US warns Namibia’s new anti-LGBTQ+ bills could impact HIV response


Ambassador John Nkengasong says that everyone in Namibia should have access to healthcare without fear of discrimination.

American Global AIDS Coordinator, Ambassador John Nkengasong, has addressed the new anti-LGBTQ+ legislation recently passed in Namibia.

Nkengasong oversees the US President’s Emergency Plan for AIDS Relief (PEPFAR), which is expected to provide US$88 million in funding in 2023 to support Namibia’s HIV/TB response.

During a press briefing this week, Nkengasong expressed concern about two recently passed bills aimed at banning same-sex marriage in Namibia and how the growing anti-LGBTQ+ sentiment in the country could impact the fight against HIV.

“We should see this in the context of rights and dignity of the person. The right to access quality healthcare regardless of who you are,” he said. “Everyone within the boundaries of Namibia should have access to healthcare without fear of discrimination, segregation, or being criminalised.”

Nkengasong continued: “That is what we at PEPFAR are making a case for. You will not win the war against HIV-AIDS and bring it to an end as a public health threat if you continue to segregate a whole segment of your population and discriminate against a segment and stigmatise the population.”

“It is the same approach we’ve had in the dialogue in Uganda.
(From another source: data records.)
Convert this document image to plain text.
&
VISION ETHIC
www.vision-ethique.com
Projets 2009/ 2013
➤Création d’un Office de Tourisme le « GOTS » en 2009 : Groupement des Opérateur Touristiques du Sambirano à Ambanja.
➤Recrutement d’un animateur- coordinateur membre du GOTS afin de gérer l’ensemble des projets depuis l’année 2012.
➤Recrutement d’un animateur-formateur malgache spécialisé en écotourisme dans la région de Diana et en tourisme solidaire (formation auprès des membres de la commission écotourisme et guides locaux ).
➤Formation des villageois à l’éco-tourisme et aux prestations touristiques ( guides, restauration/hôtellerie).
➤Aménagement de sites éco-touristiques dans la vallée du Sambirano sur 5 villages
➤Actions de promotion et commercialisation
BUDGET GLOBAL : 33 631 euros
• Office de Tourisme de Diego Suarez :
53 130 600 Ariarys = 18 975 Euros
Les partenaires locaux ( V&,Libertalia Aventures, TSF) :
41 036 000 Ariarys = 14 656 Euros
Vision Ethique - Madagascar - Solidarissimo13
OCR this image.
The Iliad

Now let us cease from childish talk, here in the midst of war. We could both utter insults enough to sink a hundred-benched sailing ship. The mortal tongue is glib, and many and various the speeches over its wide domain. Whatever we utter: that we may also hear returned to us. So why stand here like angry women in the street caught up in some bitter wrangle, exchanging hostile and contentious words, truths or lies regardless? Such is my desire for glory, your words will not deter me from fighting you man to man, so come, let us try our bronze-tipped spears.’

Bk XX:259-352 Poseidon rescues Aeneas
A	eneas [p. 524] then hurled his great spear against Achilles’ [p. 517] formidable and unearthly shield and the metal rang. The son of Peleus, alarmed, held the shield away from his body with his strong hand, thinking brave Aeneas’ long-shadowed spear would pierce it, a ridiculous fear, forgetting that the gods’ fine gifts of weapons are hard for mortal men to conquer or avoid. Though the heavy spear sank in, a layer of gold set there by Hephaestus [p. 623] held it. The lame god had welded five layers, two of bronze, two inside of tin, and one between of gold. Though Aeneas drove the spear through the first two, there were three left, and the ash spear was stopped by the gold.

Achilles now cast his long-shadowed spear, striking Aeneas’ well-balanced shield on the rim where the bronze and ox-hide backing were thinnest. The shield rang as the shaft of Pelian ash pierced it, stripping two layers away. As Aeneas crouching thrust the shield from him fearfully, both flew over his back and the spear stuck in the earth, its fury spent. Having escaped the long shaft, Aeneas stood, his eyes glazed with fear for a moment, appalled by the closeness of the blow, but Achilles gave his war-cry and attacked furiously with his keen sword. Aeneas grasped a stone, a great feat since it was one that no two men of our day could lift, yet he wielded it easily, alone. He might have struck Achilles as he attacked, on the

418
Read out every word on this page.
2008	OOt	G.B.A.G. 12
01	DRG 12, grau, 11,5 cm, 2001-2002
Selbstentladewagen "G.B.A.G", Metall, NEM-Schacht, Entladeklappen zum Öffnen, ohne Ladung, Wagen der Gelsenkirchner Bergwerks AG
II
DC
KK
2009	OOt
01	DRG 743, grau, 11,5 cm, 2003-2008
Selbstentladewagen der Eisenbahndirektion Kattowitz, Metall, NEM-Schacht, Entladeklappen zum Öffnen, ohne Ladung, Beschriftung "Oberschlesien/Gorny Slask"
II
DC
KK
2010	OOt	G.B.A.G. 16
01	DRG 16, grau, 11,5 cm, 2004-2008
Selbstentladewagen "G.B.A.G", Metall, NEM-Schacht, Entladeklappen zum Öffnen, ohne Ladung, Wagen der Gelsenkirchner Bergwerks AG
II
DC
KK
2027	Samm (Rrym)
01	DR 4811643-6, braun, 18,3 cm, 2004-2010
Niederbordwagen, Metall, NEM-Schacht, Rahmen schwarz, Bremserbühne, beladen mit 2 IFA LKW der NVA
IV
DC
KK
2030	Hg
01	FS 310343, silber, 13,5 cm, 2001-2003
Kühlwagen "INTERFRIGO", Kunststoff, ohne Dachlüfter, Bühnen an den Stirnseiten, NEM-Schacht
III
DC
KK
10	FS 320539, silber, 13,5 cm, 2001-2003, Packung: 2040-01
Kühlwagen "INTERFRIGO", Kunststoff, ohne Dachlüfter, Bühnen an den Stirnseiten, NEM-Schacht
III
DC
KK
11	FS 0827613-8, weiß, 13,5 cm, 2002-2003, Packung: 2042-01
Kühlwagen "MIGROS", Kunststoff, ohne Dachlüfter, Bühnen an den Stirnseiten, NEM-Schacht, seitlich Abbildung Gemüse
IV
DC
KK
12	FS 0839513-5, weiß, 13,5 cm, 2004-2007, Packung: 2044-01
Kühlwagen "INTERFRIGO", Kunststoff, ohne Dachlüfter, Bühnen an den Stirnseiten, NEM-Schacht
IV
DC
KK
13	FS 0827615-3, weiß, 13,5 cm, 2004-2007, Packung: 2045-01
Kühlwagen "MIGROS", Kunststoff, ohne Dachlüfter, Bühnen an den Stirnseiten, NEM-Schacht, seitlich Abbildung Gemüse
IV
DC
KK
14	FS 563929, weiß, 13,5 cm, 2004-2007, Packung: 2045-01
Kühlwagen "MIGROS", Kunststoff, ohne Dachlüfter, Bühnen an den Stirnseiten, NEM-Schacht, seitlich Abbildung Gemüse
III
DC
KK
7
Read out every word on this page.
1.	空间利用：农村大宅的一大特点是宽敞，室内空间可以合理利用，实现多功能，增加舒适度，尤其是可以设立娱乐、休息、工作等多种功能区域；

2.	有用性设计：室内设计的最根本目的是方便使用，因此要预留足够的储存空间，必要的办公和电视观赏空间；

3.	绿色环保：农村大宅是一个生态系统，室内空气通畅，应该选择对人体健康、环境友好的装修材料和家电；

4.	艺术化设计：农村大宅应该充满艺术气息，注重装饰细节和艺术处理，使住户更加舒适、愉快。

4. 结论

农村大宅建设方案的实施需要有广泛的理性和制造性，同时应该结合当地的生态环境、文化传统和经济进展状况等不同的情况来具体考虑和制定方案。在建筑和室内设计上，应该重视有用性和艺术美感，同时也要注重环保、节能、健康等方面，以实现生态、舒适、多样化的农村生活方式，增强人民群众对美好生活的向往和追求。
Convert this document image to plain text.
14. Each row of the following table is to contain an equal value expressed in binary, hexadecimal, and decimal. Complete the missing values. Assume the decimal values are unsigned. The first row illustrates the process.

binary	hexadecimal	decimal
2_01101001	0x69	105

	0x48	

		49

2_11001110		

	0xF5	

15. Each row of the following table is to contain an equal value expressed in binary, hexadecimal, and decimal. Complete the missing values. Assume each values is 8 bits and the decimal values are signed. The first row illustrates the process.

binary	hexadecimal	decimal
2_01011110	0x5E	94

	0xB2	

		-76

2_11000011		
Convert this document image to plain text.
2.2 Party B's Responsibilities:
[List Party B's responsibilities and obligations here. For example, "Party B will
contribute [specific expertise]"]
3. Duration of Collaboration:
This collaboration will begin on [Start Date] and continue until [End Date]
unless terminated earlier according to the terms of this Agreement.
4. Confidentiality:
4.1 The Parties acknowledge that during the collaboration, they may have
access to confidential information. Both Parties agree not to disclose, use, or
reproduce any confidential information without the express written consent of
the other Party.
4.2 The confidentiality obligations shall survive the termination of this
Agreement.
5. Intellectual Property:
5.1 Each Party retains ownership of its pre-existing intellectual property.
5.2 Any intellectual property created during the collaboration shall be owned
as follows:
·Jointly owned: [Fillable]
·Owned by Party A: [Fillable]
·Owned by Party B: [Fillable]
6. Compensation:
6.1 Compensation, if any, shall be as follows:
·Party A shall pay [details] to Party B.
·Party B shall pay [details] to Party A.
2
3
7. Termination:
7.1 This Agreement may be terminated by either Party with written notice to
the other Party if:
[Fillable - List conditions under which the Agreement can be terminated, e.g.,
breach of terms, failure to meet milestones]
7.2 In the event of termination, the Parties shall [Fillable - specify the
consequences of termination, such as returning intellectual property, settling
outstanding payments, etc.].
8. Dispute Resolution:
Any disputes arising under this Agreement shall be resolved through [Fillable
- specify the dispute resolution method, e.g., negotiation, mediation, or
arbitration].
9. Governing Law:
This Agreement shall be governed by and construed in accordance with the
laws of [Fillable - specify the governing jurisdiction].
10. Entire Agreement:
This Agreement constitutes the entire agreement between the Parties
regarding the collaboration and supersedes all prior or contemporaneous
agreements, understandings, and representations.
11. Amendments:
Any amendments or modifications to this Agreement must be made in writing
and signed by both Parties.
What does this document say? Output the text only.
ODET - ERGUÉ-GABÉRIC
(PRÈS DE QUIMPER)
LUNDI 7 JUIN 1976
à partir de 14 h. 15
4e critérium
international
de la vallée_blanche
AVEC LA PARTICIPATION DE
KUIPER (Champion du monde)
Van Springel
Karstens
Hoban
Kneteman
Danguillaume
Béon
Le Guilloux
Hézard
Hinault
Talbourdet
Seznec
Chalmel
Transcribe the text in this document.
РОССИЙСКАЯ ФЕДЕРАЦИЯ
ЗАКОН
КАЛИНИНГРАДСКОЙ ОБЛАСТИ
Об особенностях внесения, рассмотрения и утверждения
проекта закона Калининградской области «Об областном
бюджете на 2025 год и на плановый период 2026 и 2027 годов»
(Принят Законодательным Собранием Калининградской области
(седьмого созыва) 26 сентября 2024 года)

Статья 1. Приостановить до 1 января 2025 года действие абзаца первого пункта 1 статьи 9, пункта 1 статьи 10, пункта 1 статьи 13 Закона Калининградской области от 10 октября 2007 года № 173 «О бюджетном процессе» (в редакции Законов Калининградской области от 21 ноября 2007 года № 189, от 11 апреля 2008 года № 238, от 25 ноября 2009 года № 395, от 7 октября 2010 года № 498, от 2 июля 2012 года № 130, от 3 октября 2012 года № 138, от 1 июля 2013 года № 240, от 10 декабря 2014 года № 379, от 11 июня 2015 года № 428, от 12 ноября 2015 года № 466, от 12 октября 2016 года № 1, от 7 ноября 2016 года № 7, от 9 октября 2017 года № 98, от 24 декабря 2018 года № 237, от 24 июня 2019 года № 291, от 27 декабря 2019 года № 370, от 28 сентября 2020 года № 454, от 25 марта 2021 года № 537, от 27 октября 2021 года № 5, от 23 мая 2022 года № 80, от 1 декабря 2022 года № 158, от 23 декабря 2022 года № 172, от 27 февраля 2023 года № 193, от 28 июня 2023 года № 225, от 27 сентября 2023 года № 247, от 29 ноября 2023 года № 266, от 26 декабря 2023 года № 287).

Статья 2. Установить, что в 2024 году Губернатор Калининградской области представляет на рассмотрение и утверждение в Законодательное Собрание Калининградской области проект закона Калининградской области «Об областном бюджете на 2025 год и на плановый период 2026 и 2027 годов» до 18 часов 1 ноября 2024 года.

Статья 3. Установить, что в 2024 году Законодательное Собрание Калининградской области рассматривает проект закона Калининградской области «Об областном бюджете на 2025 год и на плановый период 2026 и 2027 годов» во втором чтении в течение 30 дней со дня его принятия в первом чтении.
We have not yet engaged in that conversation with Namibia, but we really hope that what we have been saying together with UNAIDS and other partners will resonate with the government of Namibia.”

Namibia’s Minister of Health and Social Services, Kalumbi Shangula, has insisted that the new laws will not impact the equitable provision of health services in the country.

The anti-LGBTQ+ bills were introduced in response to the Supreme Court’s decision on 16 May that the state must recognise same-sex marriages registered in other countries where they are legal. The ruling sparked a wave of homophobic vitriol and protests from anti-LGBTQ+ religious leaders and politicians.

The new legislation defines marriage as only permissible “between persons of the opposite sex.” Those promoting, conducting or participating in same-sex marriage ceremonies could face fines and up to six years in jail under the proposed legislation.

The bills will have to be signed by President Hage Geingob before they become law.